Una terra brulla

Il termine “tundra” deriva da una parola lappone che significa “terra brulla”. Il territorio si presenta pianeggiante, con poca vegetazione e pressoché privo di rilievi: un deserto freddo. Il clima della tundra varia a seconda che si trovi in una regione oceanica o in una regione continentale. Per esempio, nella tundra europea, riscaldata dalla Corrente del Golfo, il terreno rimane molti mesi non ghiacciato, mentre la tundra continentale canadese è sempre gelata. In Europa la tundra inizia alla latitudine 7°N, mentre in Canada orientale inizia a partire da 55°N. Durante il lungo inverno, le minime mensili non scendono mai sotto i –10°C nella tundra europea, mentre toccano i –30°C in Alaska. In Siberia orientale le temperature medie invernali possono raggiungere i –50°C.

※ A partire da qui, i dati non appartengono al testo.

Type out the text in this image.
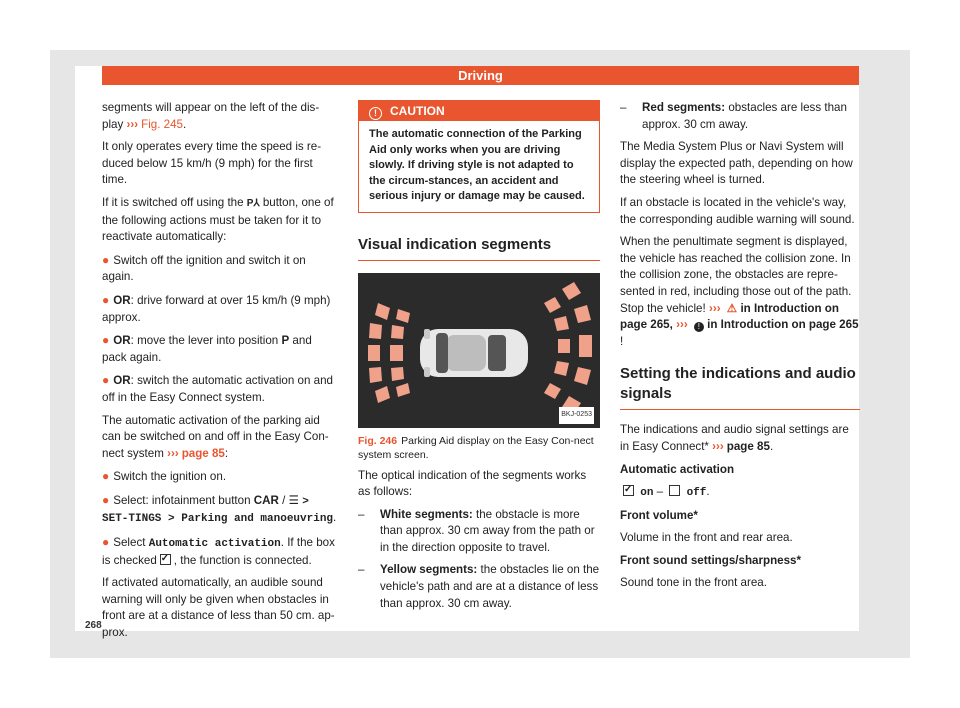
Driving

segments will appear on the left of the dis-play ››› Fig. 245.

It only operates every time the speed is re-duced below 15 km/h (9 mph) for the first time.

If it is switched off using the P⅄ button, one of the following actions must be taken for it to reactivate automatically:

● Switch off the ignition and switch it on again.

● OR: drive forward at over 15 km/h (9 mph) approx.

● OR: move the lever into position P and pack again.

● OR: switch the automatic activation on and off in the Easy Connect system.

The automatic activation of the parking aid can be switched on and off in the Easy Con-nect system ››› page 85:

● Switch the ignition on.

● Select: infotainment button CAR / ☰ > SET-TINGS > Parking and manoeuvring.

● Select Automatic activation. If the box is checked✓ , the function is connected.

If activated automatically, an audible sound warning will only be given when obstacles in front are at a distance of less than 50 cm. ap-prox.

! CAUTION
The automatic connection of the Parking Aid only works when you are driving slowly. If driving style is not adapted to the circum-stances, an accident and serious injury or damage may be caused.
Visual indication segments
BKJ-0253

Fig. 246 Parking Aid display on the Easy Con-nect system screen.

The optical indication of the segments works as follows:

– White segments: the obstacle is more than approx. 30 cm away from the path or in the direction opposite to travel.

– Yellow segments: the obstacles lie on the vehicle's path and are at a distance of less than approx. 30 cm away.

– Red segments: obstacles are less than approx. 30 cm away.

The Media System Plus or Navi System will display the expected path, depending on how the steering wheel is turned.

If an obstacle is located in the vehicle's way, the corresponding audible warning will sound.

When the penultimate segment is displayed, the vehicle has reached the collision zone. In the collision zone, the obstacles are repre-sented in red, including those out of the path. Stop the vehicle! ››› ⚠ in Introduction on page 265, ››› ! in Introduction on page 265 !

Setting the indications and audio signals

The indications and audio signal settings are in Easy Connect* ››› page 85.

Automatic activation

✓ on –  off.

Front volume*

Volume in the front and rear area.

Front sound settings/sharpness*

Sound tone in the front area.

268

Dato che durante i mesi invernali il sole non sorge, la tundra trascorre diversi mesi in una lunga e gelida notte. Al contrario, durante il periodo estivo, il sole si mantiene sempre, o quasi sempre, sopra l’orizzonte senza che ci sia una vera e propria notte. L’energia solare che giunge sul terreno è comunque scarsa poiché il sole rimane molto basso sull’orizzonte. Ne consegue che l’acqua contenuta nel suolo gela per molti metri di profondità e forma uno strato di terreno duro che si scioglie in superficie solo in estate. Il terreno ghiacciato della tundra prende il nome di permafrost (dall’inglese permanent frost che significa “sempre gelato”). L’evaporazione è molto ridotta, perciò, anche se piove pochissimo, durante l’estate artica si formano estese zone umide a causa dello scioglimento degli strati più superficiali del suolo.